PLAINVIEW – Six months ago, Ron Appling could not get his college class ring onto his finger. And his wedding ring seemed to be permanently melded to his left hand.

              Today, both slip on and off easily as Appling continues to shed weight he started losing in August 2009 as his employer, Wayland Baptist University, officially kicked off its Wayland Wellness efforts.

              As human resources director at WBU, Appling had the task of building a wellness plan from the ground up, unveiling the plan to employees and answering the barrage of questions that come with implementing such a program. While the process has been challenging at times – especially with Wayland’s unique system of 13 campuses spread across several states – the benefits are beginning to show, and not just around Appling’s waistline.

Ron Appling

              “Our goal is to eventually have 80 percent of our employees participating, and so far in Plainview and Lubbock, where we’ve started the program, we have about 70 percent,” said Appling, who started the wellness journey with wife Deanna in August and is 40 pounds leaner himself. “Our main objective is to keep the healthy people healthy, get the critical people to moderately healthy and the moderately healthy to more healthy.”

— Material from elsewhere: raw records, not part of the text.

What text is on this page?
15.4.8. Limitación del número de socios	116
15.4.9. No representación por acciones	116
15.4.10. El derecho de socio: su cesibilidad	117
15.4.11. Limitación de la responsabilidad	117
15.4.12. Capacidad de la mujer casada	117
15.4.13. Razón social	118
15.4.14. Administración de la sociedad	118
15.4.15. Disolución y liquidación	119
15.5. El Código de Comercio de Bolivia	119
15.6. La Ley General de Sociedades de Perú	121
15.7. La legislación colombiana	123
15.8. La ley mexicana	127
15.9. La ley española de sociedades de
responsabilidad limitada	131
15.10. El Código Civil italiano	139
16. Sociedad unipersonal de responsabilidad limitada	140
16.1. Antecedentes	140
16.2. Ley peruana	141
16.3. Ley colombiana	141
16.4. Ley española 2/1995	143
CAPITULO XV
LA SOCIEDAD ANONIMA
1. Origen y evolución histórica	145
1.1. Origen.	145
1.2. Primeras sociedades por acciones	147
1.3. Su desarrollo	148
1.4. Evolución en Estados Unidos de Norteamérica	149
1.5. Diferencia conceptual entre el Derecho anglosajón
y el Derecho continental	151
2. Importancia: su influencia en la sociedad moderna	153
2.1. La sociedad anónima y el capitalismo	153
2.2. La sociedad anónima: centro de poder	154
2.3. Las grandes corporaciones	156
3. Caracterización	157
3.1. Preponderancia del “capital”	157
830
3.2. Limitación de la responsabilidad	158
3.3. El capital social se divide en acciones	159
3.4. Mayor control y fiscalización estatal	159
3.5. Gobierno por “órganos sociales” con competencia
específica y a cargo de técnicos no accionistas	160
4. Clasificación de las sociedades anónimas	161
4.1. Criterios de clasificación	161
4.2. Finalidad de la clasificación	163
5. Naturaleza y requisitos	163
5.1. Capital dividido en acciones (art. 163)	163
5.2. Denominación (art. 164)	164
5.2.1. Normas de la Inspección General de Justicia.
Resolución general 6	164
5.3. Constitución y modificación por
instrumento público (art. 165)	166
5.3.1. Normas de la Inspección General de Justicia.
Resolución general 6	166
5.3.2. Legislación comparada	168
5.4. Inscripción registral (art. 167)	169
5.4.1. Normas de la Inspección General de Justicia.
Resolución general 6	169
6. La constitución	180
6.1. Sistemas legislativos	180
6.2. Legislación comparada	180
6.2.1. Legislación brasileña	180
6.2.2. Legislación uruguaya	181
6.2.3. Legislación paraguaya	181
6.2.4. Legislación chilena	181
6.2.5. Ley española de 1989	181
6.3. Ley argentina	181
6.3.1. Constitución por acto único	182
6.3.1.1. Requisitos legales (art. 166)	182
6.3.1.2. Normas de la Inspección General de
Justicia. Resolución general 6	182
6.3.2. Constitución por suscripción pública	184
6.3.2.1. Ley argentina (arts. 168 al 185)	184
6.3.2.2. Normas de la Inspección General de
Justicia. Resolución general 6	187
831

              The reason for the kickoff was simple: skyrocketing health care costs and rising insurance claims by university employees meant premiums on group insurance were following the same trend. Employees began having to pay a part of their own premiums in July – previously those were paid in full by Wayland – and university officials feared the pattern was only going to get worse.

              Coupled with concern for their employees’ health and wellbeing in general, Appling said executive vice president and provost Dr. Bobby Hall said it was time Wayland investigated other measures to improve the health of its employees for their own good and to combat fiscal concerns to both workers and the university. A wellness program was the logical next step.

              The trend is not unique to Wayland, as companies of all sizes nationwide are finding health care more and more costly and hard to provide at reasonable rates to their employees. While still a relatively new concept for many, wellness plans are becoming more common as businesses try to protect their most precious asset – their people – and their dollars.

              “Like most organizations today, Wayland has experienced dramatic increases in health care costs. While we continually look for ways to better manage those costs while preserving quality health care benefits, it became apparent that we also needed to develop a Wellness Program,” Hall said. “The program is designed to provide resources to assist employees in improving their own health, which will benefit both the employee and, ultimately, the institution.”

              Appling noted that the health issues facing Wayland employees were not unique to the university but were byproducts of the changes in society, which is largely less active on the job, more sedentary at home and more dependent on eating out and processed foods.

              To get the wellness effort underway, Appling first contacted Wayland’s benefits consultant, who directed them to a third party who implements wellness programs. The university already offered annual screenings to employees on-site, where basic biometrics were gathered and a variety of blood tests run to target any possible lurking health concerns. That spring effort was moved to September and the HR office pushed heavily for all employees to participate.

              The next step was to have a Web site set up where employees can log in, enter their information and have a health risk assessment completed. The assessment then makes suggestions for improvement and offers reading materials and hints for folks to improve their health and wellness. Employees can set up an action plan for improved eating or exercising and log their progress daily.

              Knowing that many employees might be starting from square one on a workout routine, Appling and the group developed a walking initiative to get employees started on something simple for most people to begin. Paired with the new Laney Center indoor walking track, the program was easy to implement. For those who prefer other types of exercise to keep on track, the Web site allows for a conversion from minutes of exercise or sports activities into “foot miles” and keeps track of how far employees have walked over time.

              Other aspects included bringing a Weight Watchers group meeting to the campus once each week for the convenience of employees who needed that assistance. Also, Appling enlisted the campus’ certified personal trainers – one a new faculty member and two staff members – to guide employees who desired a more personal approach to designing their fitness plan.

              While not everyone needs outside motivation to get fit, Appling said incentives definitely work with the majority of employees, so he set out to determine a plan to reward folks for their progress. Milestones were set up according to the distance to each of Wayland’s campuses – starting with Lubbock at 45 miles and ending in Hawaii – with certain prizes available at each milestone.

              From a cost standpoint, Appling said the old adage “it takes money to make money” could apply to wellness as well. The financial benefit to the university will not be immediately seen.

              “It’s not a cheap project at first, so you have to trust that you’ll recoup that cost over the coming years in claims savings,” he said.

              The program has seen its successes so far and Wayland believes it will continue to benefit the university in various ways. Appling said while year one will close out with some leaner, healthier employees, in the long term Wayland may never know what the benefit impact is to its people.

              “We don’t know what significant health problems the wellness program may have prevented for people; that’s the key,” Appling said. “What if the program saves somebody’s life because they had no idea about some condition they had?”